Reputation: 35
I have seen some questions related to my issue, but never exactly the same structure, and as I am quite new to SAS/SQL I can't find a proper way out of my problem.
I am trying for a couple of days to join multiple tables (about thirty)

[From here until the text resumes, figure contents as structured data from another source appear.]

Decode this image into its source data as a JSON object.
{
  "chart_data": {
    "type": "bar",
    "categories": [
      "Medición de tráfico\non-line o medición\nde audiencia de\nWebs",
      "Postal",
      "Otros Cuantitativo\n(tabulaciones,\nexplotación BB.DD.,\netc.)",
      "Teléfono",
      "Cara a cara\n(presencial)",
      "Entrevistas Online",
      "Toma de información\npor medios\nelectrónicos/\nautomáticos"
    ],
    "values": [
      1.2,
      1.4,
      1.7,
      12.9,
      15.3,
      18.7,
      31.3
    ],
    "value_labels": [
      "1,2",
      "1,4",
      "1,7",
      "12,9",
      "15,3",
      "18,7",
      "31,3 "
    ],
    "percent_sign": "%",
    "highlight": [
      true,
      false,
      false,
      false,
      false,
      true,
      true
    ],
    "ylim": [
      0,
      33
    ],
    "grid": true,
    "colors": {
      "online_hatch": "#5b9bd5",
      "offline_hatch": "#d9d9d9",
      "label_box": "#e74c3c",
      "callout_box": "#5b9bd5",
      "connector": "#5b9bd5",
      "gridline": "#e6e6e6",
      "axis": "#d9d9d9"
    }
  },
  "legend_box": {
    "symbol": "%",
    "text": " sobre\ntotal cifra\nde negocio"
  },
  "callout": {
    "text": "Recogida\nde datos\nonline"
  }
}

Basically, my problem boils down to this:
Let say I have 3 tables:
TAB, with 2 variables V1 and V2 t1, with 2 variables V2 and V3 t2, with the same 2 variables V2 and V3
I want to join TAB with t1 or t2 depending on the value of V2 to obtain the Full_TABLE
TAB
V1 V2
A 1
B 1
C 2
D 2
t1
V2 V3
1 x
1 y
1 z
t2
V2 V3
2 h
2 i
2 j
intended result:
Full_TABLE
V1 V2 V3
A 1 x
A 1 y
A 1 z
B 1 x
B 1 y
B 1 z
C 2 h
C 2 i
C 2 j
D 2 h
D 2 i
D 2 j
Logically, it is a conditional join based on the value of V2:
if V2=1 then merge TAB with t1
if V2=2 then merge TAB with t2
I don't know if it is possible to do it automatically,
To give a rough idea, V1 has 30.000 different values, V2 has 27 (so 27 tables t1-t27), V3 has 10 values per value of V2, thus I expect a Full_TABLE of 30.000*10=300.000 rows
So I can manage a semi-automated solution based on V2 and/or V3, but not V1
Any leads in SAS or SQL (or proc sql...) highly appreciated !
S
Upvotes: 2
Views: 850
Reputation: 51566
It looks to me like T1 and T2 are the same table that was split into two based on the value of V2. Why not just UNION them and then join?
proc sql ;
create table want as
select a.*,b.v3
from tab a
, (select * from t1 union select * from t2) b
where a.v2 = b.v2
;
quit;
Upvotes: 0
Reputation: 63424
The data step solution is interesting:
data want;
set tab;
if v2=1 then do;
do _n_ = 1 to nobs_t1;
set t1 point=_n_ nobs=nobs_t1;
output;
end;
end;
else if v2=2 then do;
do _n_=1 to nobs_t2;
set t2 point=_n_ nobs=nobs_t2;
output;
end;
end;
run;
That's the standard "cartesian join in the data step", just done twice, with an if telling SAS which to do.
Basically, you use point
to iterate through either t1 or t2 depending on the value of v2. This could be extended through the macro language if needed to allow for many tables/variable values (similarly to how you would extend the sql solution).
Upvotes: 1
Reputation: 1269763
You can do this with proc sql
and some SQL cleverness:
proc sql;
select tab.v1, tab.v2, coalesce(t1.v3, t2.v3) as v3
from tab left join
t1
on tab.v2 = 1 left join
t2
on tab.v2 = 2;
Upvotes: 3